I went to bed annoyed, ruminating on four situations that were bothering me. I woke up with them still occupying my heart.  I knew I had to verbalize them out loud to God before I sat down with him outside.  So, as I fed the cats, scooped poop and made some coffee, I told Jesus all that I was feeling and asked for his forgiveness. I laid bare all the emotions I felt that in my mind supported my self-righteous conclusions. 

As I unloaded the accumulated garbage, I stopped to dig around what lay beneath my unkind judgments. I realized that each situation had ‘played’ me to respond: “This is not right, I should not have to ______” 

Maybe that is how Cain also felt. Could shame have prompted a sense of being snubbed by God, when the Almighty showed favor to his younger brother, preferring his offering?

Maybe Cain and I are similar in that we haven’t even realized what unexamined beliefs we carry. Unaware, could this elder son have formed opinions about how to interact or operate with this God of his parents? Or like I do occasionally, could he have thought that God was like him in his assessments? 

Fortunately for us to see as encouragement for when we sin, our God doesn’t leave Cain to stew alone in his frustration. He seeks him out and probes. 

At being questioned by God, I can imagine Cain emitting a stony ‘harrumph!’  Maybe Cain is thrown off to find out that God wants to look at him in his face.  Is this the first time God has actually spoken to him? Unaffected by Cain’s cold fury, our Lord continues in the next verse, 

Genesis 4:7:If you do what is right, won’t you be able to lift your head in honor and enjoy my smile? Quickly now, for an enemy who will make you do what is wrong waits to pounce.  He salivates in his desire to devour you.  But you must exercise the upper hand and rule over him. Resist him and call out to me for help. I can cast him into the dungeon where he belongs. (my translation) 

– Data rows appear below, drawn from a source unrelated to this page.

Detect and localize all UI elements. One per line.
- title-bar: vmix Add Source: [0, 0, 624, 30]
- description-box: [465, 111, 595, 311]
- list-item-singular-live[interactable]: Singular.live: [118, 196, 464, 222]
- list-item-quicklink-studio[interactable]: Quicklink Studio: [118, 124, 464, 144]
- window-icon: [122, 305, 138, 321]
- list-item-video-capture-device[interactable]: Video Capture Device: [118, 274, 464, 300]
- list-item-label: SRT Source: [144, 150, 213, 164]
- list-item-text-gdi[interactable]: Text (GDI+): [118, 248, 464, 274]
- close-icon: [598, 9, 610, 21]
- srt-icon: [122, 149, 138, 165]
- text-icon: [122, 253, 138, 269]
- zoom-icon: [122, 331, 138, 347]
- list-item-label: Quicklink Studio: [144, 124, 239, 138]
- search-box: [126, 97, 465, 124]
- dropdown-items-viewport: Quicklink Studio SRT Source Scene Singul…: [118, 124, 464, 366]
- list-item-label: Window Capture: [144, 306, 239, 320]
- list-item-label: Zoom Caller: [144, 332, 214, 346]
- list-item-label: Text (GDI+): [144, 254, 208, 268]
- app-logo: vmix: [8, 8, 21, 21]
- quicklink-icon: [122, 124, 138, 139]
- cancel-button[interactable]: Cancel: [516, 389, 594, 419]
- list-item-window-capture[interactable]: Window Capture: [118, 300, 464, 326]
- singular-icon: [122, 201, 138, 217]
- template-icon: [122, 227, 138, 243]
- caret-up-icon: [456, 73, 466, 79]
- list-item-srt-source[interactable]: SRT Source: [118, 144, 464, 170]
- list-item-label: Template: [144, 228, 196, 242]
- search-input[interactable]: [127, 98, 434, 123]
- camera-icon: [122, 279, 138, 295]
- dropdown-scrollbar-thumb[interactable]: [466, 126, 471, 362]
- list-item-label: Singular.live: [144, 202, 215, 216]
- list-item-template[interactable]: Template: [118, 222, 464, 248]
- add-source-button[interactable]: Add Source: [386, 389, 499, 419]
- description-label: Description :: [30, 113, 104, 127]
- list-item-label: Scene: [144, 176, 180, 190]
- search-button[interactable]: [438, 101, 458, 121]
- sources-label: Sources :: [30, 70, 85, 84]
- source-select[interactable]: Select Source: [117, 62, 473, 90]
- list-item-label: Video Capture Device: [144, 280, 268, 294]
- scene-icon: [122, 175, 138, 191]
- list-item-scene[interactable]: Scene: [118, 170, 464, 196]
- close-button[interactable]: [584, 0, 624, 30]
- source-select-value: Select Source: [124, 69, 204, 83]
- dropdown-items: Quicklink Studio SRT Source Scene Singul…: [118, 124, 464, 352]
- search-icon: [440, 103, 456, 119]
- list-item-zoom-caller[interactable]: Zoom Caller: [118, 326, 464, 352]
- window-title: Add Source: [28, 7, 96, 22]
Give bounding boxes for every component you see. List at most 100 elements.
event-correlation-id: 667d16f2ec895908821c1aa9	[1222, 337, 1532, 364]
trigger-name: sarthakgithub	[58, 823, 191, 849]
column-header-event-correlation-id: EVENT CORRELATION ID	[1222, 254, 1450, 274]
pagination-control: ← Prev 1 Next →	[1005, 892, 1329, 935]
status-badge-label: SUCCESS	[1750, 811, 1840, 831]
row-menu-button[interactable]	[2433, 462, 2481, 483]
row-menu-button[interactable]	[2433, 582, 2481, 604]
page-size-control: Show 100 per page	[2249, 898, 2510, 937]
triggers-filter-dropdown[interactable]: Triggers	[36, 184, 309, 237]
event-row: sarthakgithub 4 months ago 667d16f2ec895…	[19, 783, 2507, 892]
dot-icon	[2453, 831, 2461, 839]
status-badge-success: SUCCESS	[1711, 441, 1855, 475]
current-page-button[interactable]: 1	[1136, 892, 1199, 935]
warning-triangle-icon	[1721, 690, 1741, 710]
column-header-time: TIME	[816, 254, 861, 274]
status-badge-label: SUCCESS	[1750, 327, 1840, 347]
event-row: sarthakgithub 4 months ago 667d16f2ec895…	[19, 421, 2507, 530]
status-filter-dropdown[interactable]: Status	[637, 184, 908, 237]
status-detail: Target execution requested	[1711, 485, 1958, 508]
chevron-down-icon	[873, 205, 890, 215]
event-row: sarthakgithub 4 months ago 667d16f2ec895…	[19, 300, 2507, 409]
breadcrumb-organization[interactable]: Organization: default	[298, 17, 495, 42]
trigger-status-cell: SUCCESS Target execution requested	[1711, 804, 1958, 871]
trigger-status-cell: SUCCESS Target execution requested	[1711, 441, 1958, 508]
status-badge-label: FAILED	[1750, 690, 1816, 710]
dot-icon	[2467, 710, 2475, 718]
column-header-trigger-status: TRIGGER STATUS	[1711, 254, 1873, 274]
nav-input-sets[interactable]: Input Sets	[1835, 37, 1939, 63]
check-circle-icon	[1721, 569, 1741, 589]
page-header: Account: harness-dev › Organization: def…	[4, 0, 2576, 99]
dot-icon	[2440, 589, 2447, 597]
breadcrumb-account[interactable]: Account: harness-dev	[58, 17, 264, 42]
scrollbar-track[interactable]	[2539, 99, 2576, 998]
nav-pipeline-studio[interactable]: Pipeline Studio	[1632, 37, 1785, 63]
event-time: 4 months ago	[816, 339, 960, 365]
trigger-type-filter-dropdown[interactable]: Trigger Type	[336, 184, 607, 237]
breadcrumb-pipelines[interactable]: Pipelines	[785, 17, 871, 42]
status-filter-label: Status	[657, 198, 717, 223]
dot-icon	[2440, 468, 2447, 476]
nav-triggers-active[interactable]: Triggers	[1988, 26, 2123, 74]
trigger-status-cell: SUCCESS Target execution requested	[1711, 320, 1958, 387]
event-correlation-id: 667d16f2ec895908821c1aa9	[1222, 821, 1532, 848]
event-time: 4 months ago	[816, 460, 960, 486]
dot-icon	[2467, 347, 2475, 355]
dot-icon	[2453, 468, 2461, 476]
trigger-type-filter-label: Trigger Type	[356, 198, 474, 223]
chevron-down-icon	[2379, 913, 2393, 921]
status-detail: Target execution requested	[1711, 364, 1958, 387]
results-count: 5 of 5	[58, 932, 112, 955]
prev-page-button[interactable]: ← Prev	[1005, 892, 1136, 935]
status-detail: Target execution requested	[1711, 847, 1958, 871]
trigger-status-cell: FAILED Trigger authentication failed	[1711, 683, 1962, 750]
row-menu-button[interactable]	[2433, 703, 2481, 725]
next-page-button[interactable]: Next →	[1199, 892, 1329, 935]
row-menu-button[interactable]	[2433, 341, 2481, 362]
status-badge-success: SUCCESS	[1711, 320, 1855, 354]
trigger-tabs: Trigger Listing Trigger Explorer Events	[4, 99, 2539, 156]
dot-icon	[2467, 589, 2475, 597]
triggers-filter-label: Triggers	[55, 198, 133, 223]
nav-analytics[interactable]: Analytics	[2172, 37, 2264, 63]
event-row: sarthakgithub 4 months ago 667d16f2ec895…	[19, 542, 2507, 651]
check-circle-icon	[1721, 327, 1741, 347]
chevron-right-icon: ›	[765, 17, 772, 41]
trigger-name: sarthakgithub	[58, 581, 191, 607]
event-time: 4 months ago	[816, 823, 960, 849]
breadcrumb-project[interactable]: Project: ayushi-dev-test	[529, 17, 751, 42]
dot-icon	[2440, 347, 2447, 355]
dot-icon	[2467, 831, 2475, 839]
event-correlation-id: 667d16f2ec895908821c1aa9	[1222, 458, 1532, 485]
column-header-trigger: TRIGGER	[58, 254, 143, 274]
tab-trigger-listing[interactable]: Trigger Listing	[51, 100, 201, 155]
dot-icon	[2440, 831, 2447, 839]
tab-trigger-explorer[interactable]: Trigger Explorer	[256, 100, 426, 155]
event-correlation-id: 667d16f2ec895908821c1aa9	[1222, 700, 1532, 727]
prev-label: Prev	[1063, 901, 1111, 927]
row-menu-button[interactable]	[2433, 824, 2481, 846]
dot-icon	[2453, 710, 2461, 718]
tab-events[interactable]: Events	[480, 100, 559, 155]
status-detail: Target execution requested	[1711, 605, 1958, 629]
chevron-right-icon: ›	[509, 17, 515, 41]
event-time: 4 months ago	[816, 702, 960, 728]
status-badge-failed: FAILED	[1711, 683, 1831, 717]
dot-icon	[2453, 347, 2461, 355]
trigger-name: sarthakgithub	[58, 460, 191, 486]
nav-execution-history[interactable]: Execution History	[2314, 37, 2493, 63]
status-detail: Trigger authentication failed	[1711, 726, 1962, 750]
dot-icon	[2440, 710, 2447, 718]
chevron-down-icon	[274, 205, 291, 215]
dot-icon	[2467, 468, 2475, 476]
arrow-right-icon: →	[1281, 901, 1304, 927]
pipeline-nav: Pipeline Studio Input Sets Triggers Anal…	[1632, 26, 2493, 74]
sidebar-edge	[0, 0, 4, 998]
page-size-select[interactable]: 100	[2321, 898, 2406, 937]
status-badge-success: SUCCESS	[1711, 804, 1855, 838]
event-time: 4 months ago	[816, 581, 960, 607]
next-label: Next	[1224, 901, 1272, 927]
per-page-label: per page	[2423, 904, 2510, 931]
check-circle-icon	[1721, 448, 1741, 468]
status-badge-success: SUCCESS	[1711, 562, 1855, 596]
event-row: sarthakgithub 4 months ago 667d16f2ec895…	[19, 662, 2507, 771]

What relief I experienced this morning as I dumped my sewage out for God to handle. I asked his pardon. Quickly granted, he carted away all the yuk. Then I prayed for renewed right thinking. As I then feasted on God’s love via his Word, I felt clean again and right with God.  

Today’s experience confirms my need daily to weed the garden in my heart. Fortunately, I have something to remind me every day. This is a picture of what I call ‘My Eden Garden’.  The African violets and other plants thrive in the spa tub built into our bathroom. The opaque window provides just the right amount of indirect sunlight.

Thank you, Lord, for providing such a beautiful reminder to cultivate only true, beautiful and good thoughts that bring you honor. Thank you that you invite me to be transparent to you and receive healing. What a kind Father you are!